L’image, la parabole, intuitif et parfois faux...

L’image, la parabole est à ne pas confondre avec ce que l’on veut expliquer ; ce n’est comme l’allégorie, qu’une illustration pour nous aider à imaginer, visualiser mentalement, faire correspondre une vue plus concrète à quelque chose exprimé de manière abstraite. Et encore faut-il que cette image soit « juste », choisie de manière adéquate.

En lisant un article il me vint cette idée au sujet des images que nous utilisons pour expliquer certaines choses : la comparaison devrait aider à comprendre, et non remplacer la compréhension, se substituer à l’analyse, pour n’offrir à la place qu’une vue satisfaisante. Car sans véritable analyse, une comparaison même « satisfaisante pour l’esprit», intuitive, peut être mal choisie et induire une vue totalement fausse...

Il s’agissait d’un article paru dans le magazine Direct Matin (1) informant d’un système de limitation variable de vitesse sensé permettre d’éviter les bouchons, ou la circulation « en accordéon », sur les axes routiers saturés aux heures de pointes. En encart on pouvait lire : « c’est un peu comme vider une bouteille d’eau. L’eau s’écoule mieux en la penchant légèrement qu’en la mettant à la verticale »...

Cette image apparemment satisfaisante est pourtant inappropriée. Car si les phénomènes de circulation automobile semblent bien appartenir à ceux de la mécanique des fluides, cela ne me parait pas rendre compte de ce qui se passe (« réellement » ). La similitude n’est qu’apparente...
En effet, si l’eau s’écoule mal d’une bouteille renversée, c’est que l’air qui pénètre au fur et à mesure pour compenser la diminution du volume d’eau, emprunte le même passage étroit que le flux d’eau allant en sens inverse. En inclinant la bouteille, cela permet de SEPARER LES FLUX : le flux d’eau dans la partie inférieure, et le flux d’air dans la partie supérieure du goulot incliné (2).
Ce serait donc plus ou moins comparable sur plan routier, au fait qu’une circulation à double sens est préférable à une circulation alternée!

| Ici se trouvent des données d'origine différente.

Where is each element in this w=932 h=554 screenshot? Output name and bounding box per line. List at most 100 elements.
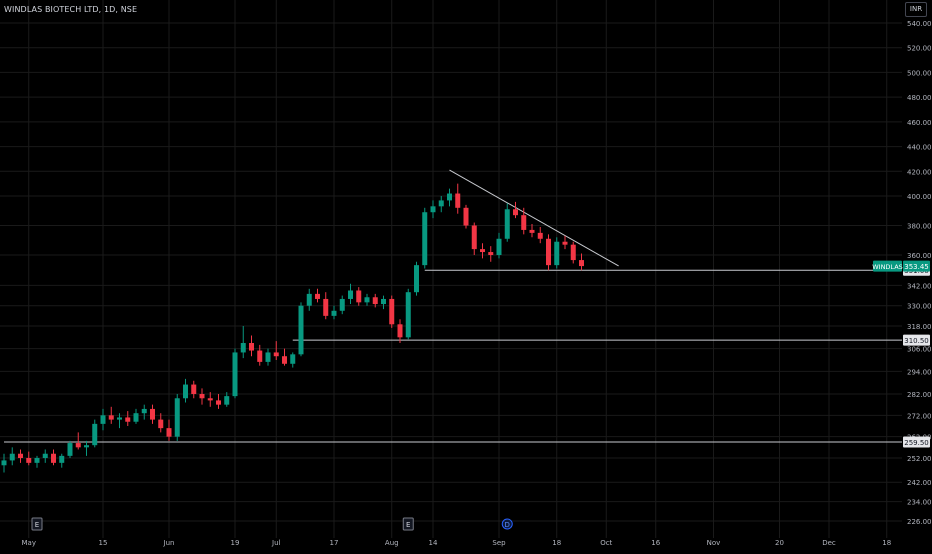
candle-body [323,298,329,316]
candle-body [381,298,386,305]
level-price-label: 259.50 [904,439,929,447]
last-price-tag [903,260,930,272]
candle-body [455,193,461,208]
x-tick-label: Sep [492,539,506,547]
y-tick-label: 500.00 [907,69,932,77]
candle-body [546,238,551,266]
earnings-marker [31,517,43,531]
candle-body [108,415,114,420]
candle-body [364,297,370,303]
y-tick-label: 420.00 [907,168,932,176]
y-tick-label: 480.00 [907,94,932,102]
y-tick-label: 242.00 [907,479,932,487]
candle-body [59,455,65,463]
y-tick-label: 282.00 [907,391,932,399]
candle-body [405,292,411,338]
x-tick-label: 19 [231,539,240,547]
marker-label: E [35,521,39,529]
candle-body [513,209,518,216]
candle-body [240,343,246,353]
candle-body [579,260,584,267]
candle-body [430,206,436,213]
candle-body [34,458,40,463]
candle-body [191,384,197,394]
candle-body [562,241,568,245]
candle-body [471,225,477,250]
y-tick-label: 380.00 [907,223,932,231]
y-tick-label: 306.00 [907,346,932,354]
candle-body [298,305,304,355]
candle-body [141,408,147,414]
candle-body [537,232,543,239]
candle-body [422,212,428,266]
x-tick-label: Jun [163,539,175,547]
candle-body [9,453,15,461]
x-tick-label: 20 [775,539,784,547]
candle-body [389,298,395,325]
level-price-tag [903,334,930,346]
x-tick-label: 15 [99,539,108,547]
symbol-tag [873,260,902,272]
y-tick-label: 440.00 [907,144,932,152]
level-price-tag [903,436,930,448]
y-tick-label: 342.00 [907,282,932,290]
candle-body [117,417,122,420]
candle-body [282,356,287,364]
candle-body [447,193,452,201]
candle-body [331,310,337,316]
marker-label: D [505,521,510,529]
x-tick-label: 18 [882,539,891,547]
y-tick-label: 234.00 [907,499,932,507]
candle-body [207,398,213,401]
candle-body [348,290,353,299]
candle-body [257,350,263,362]
candle-body [166,428,172,437]
candle-body [463,207,469,226]
candle-body [158,419,164,429]
candle-body [92,423,98,446]
candle-body [306,293,312,306]
candle-body [496,238,502,255]
candle-body [265,352,271,362]
candle-body [224,396,230,405]
candle-body [339,298,345,311]
candle-body [75,443,81,448]
x-tick-label: Jul [271,539,281,547]
y-tick-label: 272.00 [907,412,932,420]
candle-body [150,408,155,420]
candle-body [438,200,444,207]
candle-body [183,384,188,399]
candle-body [397,324,403,338]
candle-body [42,453,48,458]
x-tick-label: Oct [600,539,612,547]
y-tick-label: 400.00 [907,193,932,201]
candle-body [273,352,279,357]
symbol-tag-label: WINDLAS [872,263,903,271]
x-tick-label: Aug [385,539,399,547]
x-tick-label: 16 [651,539,660,547]
earnings-marker [402,517,414,531]
candle-body [51,453,56,463]
candle-body [84,445,89,448]
candle-body [199,394,205,399]
candle-body [315,293,320,299]
y-tick-label: 460.00 [907,119,932,127]
candle-body [18,453,23,458]
y-tick-label: 318.00 [907,323,932,331]
candle-body [125,417,131,422]
x-tick-label: 18 [552,539,561,547]
y-tick-label: 520.00 [907,45,932,53]
x-tick-label: 17 [330,539,339,547]
y-tick-label: 294.00 [907,368,932,376]
candle-body [249,343,254,351]
currency-label[interactable]: INR [905,2,927,17]
trendline [449,169,619,267]
candle-body [504,209,510,239]
candle-body [232,352,238,397]
x-tick-label: Nov [707,539,721,547]
candle-body [488,252,494,255]
x-tick-label: May [22,539,36,547]
candle-body [372,297,378,305]
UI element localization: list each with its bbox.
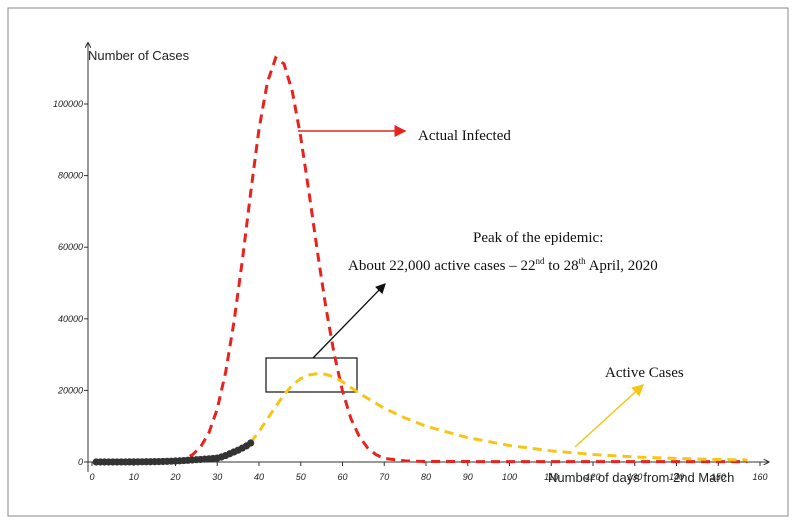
x-tick-label: 130 xyxy=(627,472,642,482)
x-tick-label: 90 xyxy=(463,472,473,482)
y-tick-label: 100000 xyxy=(53,99,83,109)
annotation-arrow xyxy=(312,283,386,359)
x-tick-label: 70 xyxy=(379,472,389,482)
data-point xyxy=(247,439,255,447)
peak-text-part: April, 2020 xyxy=(586,258,658,274)
x-tick-label: 40 xyxy=(254,472,264,482)
x-tick-label: 0 xyxy=(89,472,94,482)
y-axis-label: Number of Cases xyxy=(88,48,190,63)
x-axis-label: Number of days from 2nd March xyxy=(548,470,734,485)
y-tick-label: 60000 xyxy=(58,242,83,252)
x-tick-label: 140 xyxy=(669,472,684,482)
y-tick-label: 0 xyxy=(78,457,83,467)
series-line xyxy=(175,55,748,464)
x-tick-label: 100 xyxy=(502,472,517,482)
series-label: Actual Infected xyxy=(418,128,511,144)
x-tick-label: 20 xyxy=(169,472,180,482)
peak-box xyxy=(265,357,358,393)
peak-text: About 22,000 active cases – 22nd to 28th… xyxy=(348,256,658,274)
y-tick-label: 20000 xyxy=(57,385,83,395)
x-tick-label: 60 xyxy=(337,472,347,482)
peak-text-sup: th xyxy=(579,256,587,266)
x-tick-label: 50 xyxy=(296,472,306,482)
annotation-arrow xyxy=(574,383,645,448)
series-line xyxy=(249,372,748,462)
x-tick-label: 10 xyxy=(129,472,139,482)
x-tick-label: 110 xyxy=(544,472,558,482)
x-tick-label: 30 xyxy=(212,472,222,482)
series-label: Active Cases xyxy=(605,365,684,381)
x-tick-label: 80 xyxy=(421,472,431,482)
peak-title: Peak of the epidemic: xyxy=(473,230,603,246)
peak-text-part: to 28 xyxy=(544,258,578,274)
frame xyxy=(7,7,789,517)
y-tick-label: 80000 xyxy=(58,171,83,181)
peak-text-part: About 22,000 active cases – 22 xyxy=(348,258,535,274)
x-tick-label: 160 xyxy=(752,472,767,482)
x-tick-label: 150 xyxy=(711,472,726,482)
x-tick-label: 120 xyxy=(585,472,600,482)
peak-text-sup: nd xyxy=(535,256,545,266)
y-tick-label: 40000 xyxy=(58,314,83,324)
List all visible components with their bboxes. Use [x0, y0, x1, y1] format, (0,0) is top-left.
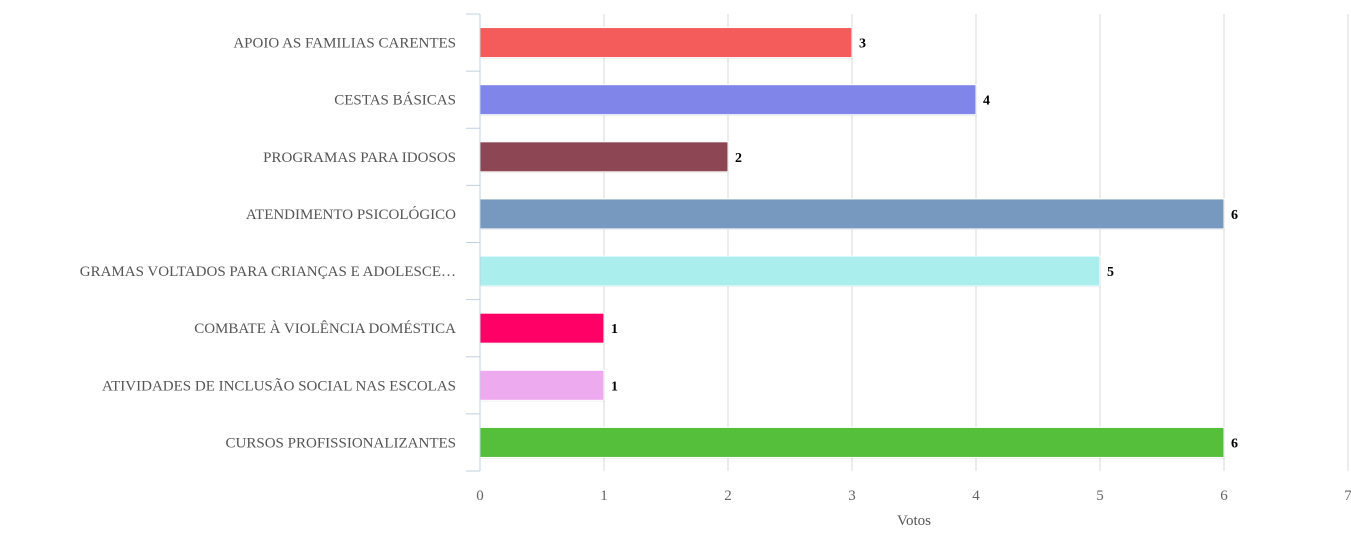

Concernant le problème des tronçons routiers saturés, j’avais déjà remarqué que si chacun diminuait sa vitesse, on pouvait éviter de s’arrêter pour repartir sans arrêt...
Par curiosité j’avais essayé de comprendre. Difficile ! Mais j’avais fini par arriver à ceci...

Sur tout itinéraire donné on peut trouver l’endroit, la section, qui de par son étroitesse et la limitation de vitesse, possède le plus faible débit possible maximum d’autos à la seconde.
Lorsque le nombre des usagers est peu important, que le débit réel des véhicules est largement inférieur à cette limite, chacun peut rouler aisément sur toute cette partie, et jusqu’aux vitesses autorisées. Mais lorsque le débit réel atteint la limite de cette section, l’ensemble est alors rempli. Et Le débit maximum possible sur l’ensemble étant celui de la section étroite, sur les sections plus larges situées en amont et du fait que plusieurs voitures peuvent rouler de front, la vitesse moyenne est inférieure. Le rapprochement (de ce fait) des véhicules diminue également et fortement cette vitesse. Et pour rouler de manière égale et sans s’arrêter, il faut alors ne pas la dépasser ; sous peine de provoquer des ralentissements, voire des blocages.
Par exemple >>
Et si dans une de ces sections située en amont, étant pressé et poussé par l’envie d’ « avancer », chacun diminue la distance au véhicule précédent (« colle » à la voiture « de devant »), nous allons momentanément aller plus vite. Mais comme c’est la vitesse moyenne qui compte, nous seront arrêté un peu plus loin. Puis nous repartirons (3). C’est la circulation « en accordéon » (4).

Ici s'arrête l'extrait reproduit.